Solutions Collecting From Web of "You can't solve Laplace's equation with boundary conditions on isolated points. But why?"

Reference

I recommend Classical Potential Theory by Armitage and Gardiner, section 5.2. Corollary 5.2.3 implies that if a bounded function is harmonic in $\Omega\setminus F$ where $F$ is a finite set, then it extends as a harmonic function in $\Omega$. In your setup, the extended function would contradict the maximum principle.

Proof

I will use Green’s function, as you expected. If $n>2$, form the sum
$$
f(x) – \epsilon\sum_{i=1}^k \|x-x_k\|^{2-n}
$$
Note that $f$ tends to $-\infty$ at the points $x_i$. Letting $f(x_i)=-\infty$, we obtain a subharmonic function in all of $\Omega$. Indeed, one characterization of subharmonic functions is the local sub-mean value property: for every point $a$ there is $r_a>0$ such that the average of $f$ on every sphere $S(a,r)$ with $r<r_a$ is at least $f(a)$. This property holds at $x_i$ trivially, and at other points by the harmonicity of $f$.

Subharmonic functions satisfy the maximum principle. For a fixed $p\in \Omega\setminus \{x_i\}$ it says
$$
f(p) \le O(\epsilon)
$$
and since $\epsilon$ was arbitrarily small, $f\le 0$ in $\Omega$. The same consideration applies to $-f$; thus, $f\equiv 0$.

For $n=2$ the proof is the same, but has the logarithm in it:
$$
f(x) + \epsilon\sum_{i=1}^k \log\|x-x_k\|
$$

Other PDE

The keyword is capacity: does a one-point set have zero capacity for the given differential operator?

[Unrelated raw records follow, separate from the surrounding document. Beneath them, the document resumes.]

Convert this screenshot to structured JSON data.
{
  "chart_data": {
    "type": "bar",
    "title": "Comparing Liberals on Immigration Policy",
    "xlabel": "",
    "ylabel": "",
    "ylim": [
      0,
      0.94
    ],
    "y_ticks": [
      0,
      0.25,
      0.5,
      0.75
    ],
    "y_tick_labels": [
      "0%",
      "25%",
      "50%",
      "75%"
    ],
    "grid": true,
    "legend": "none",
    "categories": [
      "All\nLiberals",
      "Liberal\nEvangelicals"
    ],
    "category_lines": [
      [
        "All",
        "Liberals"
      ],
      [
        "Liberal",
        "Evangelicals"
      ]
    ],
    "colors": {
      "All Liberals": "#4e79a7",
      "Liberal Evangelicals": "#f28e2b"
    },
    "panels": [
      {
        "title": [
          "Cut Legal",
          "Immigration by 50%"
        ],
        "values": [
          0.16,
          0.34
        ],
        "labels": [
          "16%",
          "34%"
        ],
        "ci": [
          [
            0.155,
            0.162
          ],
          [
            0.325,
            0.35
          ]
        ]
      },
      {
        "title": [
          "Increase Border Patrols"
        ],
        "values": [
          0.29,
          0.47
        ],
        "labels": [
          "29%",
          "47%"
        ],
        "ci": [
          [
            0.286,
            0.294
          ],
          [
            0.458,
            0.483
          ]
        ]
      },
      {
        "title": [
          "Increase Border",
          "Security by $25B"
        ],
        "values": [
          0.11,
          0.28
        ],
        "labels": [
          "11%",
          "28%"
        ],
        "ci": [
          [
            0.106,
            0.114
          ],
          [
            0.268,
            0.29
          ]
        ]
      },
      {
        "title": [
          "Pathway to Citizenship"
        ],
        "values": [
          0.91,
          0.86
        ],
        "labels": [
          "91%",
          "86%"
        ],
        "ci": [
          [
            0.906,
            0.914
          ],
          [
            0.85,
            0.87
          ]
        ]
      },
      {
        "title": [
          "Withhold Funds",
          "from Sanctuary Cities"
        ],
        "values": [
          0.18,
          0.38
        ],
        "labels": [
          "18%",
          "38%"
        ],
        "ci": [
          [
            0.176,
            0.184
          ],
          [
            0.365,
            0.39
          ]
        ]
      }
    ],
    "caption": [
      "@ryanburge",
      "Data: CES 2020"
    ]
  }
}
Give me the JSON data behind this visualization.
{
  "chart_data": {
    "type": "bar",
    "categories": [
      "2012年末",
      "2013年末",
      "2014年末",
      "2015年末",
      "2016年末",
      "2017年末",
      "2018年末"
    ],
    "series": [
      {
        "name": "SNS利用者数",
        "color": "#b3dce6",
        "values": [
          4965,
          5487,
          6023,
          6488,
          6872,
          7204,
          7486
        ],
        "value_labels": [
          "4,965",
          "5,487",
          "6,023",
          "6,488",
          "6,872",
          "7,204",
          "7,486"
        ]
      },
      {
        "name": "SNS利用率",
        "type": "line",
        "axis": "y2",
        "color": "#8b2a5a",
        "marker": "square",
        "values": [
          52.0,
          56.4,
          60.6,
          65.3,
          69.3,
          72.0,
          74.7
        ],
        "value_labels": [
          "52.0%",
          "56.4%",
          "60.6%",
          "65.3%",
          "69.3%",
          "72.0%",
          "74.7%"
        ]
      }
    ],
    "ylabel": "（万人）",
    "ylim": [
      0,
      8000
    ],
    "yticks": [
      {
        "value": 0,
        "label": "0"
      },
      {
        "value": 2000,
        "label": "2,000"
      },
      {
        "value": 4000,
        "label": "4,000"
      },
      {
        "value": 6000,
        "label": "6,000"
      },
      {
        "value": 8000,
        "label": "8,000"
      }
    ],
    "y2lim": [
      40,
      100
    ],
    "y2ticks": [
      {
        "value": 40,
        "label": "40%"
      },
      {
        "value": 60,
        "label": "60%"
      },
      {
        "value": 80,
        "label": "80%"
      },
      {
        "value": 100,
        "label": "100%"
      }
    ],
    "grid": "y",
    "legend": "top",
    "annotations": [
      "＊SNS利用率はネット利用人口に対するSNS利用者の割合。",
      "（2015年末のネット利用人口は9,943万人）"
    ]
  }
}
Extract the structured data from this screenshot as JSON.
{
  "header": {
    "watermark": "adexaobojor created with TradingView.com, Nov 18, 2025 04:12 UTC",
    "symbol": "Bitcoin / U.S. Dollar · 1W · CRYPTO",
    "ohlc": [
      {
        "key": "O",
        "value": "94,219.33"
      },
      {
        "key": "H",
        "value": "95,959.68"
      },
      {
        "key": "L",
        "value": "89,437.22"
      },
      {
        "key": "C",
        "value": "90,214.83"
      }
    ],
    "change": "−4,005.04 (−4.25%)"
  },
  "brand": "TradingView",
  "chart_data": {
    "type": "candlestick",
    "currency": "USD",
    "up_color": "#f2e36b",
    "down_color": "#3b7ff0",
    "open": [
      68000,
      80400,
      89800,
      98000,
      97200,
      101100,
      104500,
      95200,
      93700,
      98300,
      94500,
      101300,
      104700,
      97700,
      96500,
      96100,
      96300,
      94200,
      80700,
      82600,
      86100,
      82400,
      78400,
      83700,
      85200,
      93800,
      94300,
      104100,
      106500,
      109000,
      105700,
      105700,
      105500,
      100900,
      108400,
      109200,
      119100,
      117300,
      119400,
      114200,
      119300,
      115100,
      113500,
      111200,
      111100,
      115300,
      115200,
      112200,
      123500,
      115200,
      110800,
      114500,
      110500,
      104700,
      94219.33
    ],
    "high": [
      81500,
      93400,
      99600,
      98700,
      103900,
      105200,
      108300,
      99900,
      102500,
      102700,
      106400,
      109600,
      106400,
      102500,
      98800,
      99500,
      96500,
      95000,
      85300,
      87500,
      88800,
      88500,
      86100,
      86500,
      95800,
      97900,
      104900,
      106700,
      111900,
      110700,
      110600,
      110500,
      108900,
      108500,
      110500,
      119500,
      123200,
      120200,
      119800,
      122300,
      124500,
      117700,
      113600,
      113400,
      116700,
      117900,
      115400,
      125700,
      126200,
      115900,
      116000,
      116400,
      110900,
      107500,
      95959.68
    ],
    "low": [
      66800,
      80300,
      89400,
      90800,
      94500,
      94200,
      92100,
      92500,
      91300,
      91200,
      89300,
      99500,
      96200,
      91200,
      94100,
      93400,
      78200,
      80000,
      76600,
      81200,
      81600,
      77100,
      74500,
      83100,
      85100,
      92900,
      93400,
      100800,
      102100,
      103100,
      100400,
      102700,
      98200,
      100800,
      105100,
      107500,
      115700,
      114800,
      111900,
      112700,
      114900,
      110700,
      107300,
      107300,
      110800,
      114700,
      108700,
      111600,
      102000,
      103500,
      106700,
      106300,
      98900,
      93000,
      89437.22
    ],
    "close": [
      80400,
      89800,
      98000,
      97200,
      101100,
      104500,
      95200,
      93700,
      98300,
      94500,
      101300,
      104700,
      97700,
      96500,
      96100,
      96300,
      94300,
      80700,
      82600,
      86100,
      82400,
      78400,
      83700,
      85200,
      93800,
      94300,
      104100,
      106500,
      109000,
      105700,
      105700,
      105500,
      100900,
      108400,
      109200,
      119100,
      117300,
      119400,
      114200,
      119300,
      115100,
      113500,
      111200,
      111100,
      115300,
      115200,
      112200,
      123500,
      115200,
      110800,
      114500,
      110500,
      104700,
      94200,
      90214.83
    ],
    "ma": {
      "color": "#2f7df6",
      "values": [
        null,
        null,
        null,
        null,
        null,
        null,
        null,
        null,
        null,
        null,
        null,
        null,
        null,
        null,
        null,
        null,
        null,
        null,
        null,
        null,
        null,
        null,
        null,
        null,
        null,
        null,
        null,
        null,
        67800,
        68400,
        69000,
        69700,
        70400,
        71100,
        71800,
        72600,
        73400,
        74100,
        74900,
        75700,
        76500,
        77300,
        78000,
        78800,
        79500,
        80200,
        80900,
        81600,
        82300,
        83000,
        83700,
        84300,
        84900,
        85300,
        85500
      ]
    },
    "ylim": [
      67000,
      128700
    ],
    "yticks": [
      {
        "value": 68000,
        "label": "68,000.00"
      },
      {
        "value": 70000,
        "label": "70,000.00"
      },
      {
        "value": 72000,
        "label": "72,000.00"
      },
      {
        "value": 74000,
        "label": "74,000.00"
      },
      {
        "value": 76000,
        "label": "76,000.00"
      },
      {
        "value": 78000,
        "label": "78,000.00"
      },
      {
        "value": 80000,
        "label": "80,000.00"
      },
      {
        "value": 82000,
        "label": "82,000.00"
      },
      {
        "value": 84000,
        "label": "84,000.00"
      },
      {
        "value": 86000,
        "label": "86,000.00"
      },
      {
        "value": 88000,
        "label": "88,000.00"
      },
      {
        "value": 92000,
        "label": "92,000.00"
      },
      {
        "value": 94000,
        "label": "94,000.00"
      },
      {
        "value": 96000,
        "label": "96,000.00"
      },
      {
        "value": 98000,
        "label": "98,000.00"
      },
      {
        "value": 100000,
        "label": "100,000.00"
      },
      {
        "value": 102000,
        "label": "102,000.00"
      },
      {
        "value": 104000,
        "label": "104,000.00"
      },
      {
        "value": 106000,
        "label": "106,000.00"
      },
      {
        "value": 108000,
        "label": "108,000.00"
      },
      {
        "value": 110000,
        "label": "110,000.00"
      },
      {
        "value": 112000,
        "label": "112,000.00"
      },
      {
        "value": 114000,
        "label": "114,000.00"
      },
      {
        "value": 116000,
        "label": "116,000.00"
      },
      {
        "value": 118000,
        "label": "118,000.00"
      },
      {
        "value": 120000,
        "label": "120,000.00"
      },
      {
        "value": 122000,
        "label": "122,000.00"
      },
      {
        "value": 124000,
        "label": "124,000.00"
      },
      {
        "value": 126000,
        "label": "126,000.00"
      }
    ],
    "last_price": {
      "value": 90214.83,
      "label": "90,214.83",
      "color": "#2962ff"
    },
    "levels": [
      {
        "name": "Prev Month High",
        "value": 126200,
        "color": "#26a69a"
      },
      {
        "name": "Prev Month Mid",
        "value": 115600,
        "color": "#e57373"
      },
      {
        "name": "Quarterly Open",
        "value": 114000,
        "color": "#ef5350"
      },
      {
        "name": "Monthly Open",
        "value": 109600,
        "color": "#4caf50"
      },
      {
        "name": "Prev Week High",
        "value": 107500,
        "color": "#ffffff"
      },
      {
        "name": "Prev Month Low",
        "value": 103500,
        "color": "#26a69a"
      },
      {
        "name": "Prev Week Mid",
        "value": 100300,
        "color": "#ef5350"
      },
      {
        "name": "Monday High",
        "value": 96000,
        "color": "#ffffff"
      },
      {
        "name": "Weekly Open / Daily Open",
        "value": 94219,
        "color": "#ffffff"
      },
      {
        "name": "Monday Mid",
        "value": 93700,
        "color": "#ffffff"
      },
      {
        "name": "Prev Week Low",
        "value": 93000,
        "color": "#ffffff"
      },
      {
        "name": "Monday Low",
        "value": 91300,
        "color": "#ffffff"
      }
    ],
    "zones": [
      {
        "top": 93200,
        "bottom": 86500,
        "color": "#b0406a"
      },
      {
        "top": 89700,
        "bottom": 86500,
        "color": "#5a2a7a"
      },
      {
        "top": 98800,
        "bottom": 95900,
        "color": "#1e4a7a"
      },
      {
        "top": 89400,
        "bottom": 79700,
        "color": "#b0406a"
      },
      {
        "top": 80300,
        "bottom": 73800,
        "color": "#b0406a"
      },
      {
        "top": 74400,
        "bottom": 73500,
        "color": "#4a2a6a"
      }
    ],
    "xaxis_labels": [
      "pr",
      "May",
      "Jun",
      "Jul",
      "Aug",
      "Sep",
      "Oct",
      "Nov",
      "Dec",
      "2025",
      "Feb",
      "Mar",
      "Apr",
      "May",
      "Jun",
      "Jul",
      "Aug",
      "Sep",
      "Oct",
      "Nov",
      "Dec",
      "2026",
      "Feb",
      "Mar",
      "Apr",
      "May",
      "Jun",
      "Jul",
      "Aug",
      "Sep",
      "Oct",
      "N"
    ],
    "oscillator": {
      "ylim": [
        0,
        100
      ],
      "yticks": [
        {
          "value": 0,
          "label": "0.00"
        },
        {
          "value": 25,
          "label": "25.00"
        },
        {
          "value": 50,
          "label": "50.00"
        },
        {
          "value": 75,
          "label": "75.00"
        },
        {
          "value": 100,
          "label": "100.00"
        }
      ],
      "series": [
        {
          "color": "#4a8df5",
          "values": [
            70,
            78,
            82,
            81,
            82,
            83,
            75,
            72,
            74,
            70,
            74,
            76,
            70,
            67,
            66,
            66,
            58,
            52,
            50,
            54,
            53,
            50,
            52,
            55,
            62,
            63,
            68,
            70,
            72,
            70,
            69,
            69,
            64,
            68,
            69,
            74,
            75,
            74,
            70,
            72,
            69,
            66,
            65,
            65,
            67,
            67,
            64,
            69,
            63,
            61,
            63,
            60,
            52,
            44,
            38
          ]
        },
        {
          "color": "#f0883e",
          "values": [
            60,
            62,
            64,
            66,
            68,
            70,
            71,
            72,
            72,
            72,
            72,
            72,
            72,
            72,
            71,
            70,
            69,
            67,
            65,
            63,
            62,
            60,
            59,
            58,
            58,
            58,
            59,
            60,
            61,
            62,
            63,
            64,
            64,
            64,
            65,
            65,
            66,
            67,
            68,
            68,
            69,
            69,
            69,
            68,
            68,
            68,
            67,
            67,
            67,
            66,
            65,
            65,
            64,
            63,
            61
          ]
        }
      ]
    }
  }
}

The Laplace equation is the Euler-Lagrange equation for the functional $\int|\nabla f|^2$, so the relevant capacity of point $p$ is
$$
\inf \left\{\int|\nabla f|^2 : f=0\text{ on boundary, } f(p)=1 \right\}
$$
The infimum can be taken over all smooth functions, or over all Lipschitz functions: does not matter. The capacity of a point is zero, as you can see by letting $f$ be a scaled and truncated version of Green’s function. Since the solution of boundary value problem is meant to minimize the functional for the given boundary data, the fact that the infimum is zero says there isn’t a solution.

For the biharmonic equation, the relevant functional is $\int|\Delta f|^2$. Is it true that
$$
\inf \left\{\int|\Delta f|^2 : f=0\text{ on boundary, } f(p)=1 \right\} =0 \quad ?
$$
Yes in dimensions $n\ge 4$, because biharmonic Green’s function is unbounded there (source). No in dimensions $n\le 3$. The reason is that the $L^2$ norm of the Laplacian controls $W^{2,2}$ norm (roughly speaking), and in dimensions $n\le 3$ the Sobolev embedding implies that $W^{2,2}$ norm controls pointwise values of a function.

So, the biharmonic equation can be used for interpolation in low dimensions. In two dimensions, this is known as a thin plate spline. More generally, there are polyharmonic splines: the higher the dimension, the more one iterates the Laplacian to keep Green’s function bounded.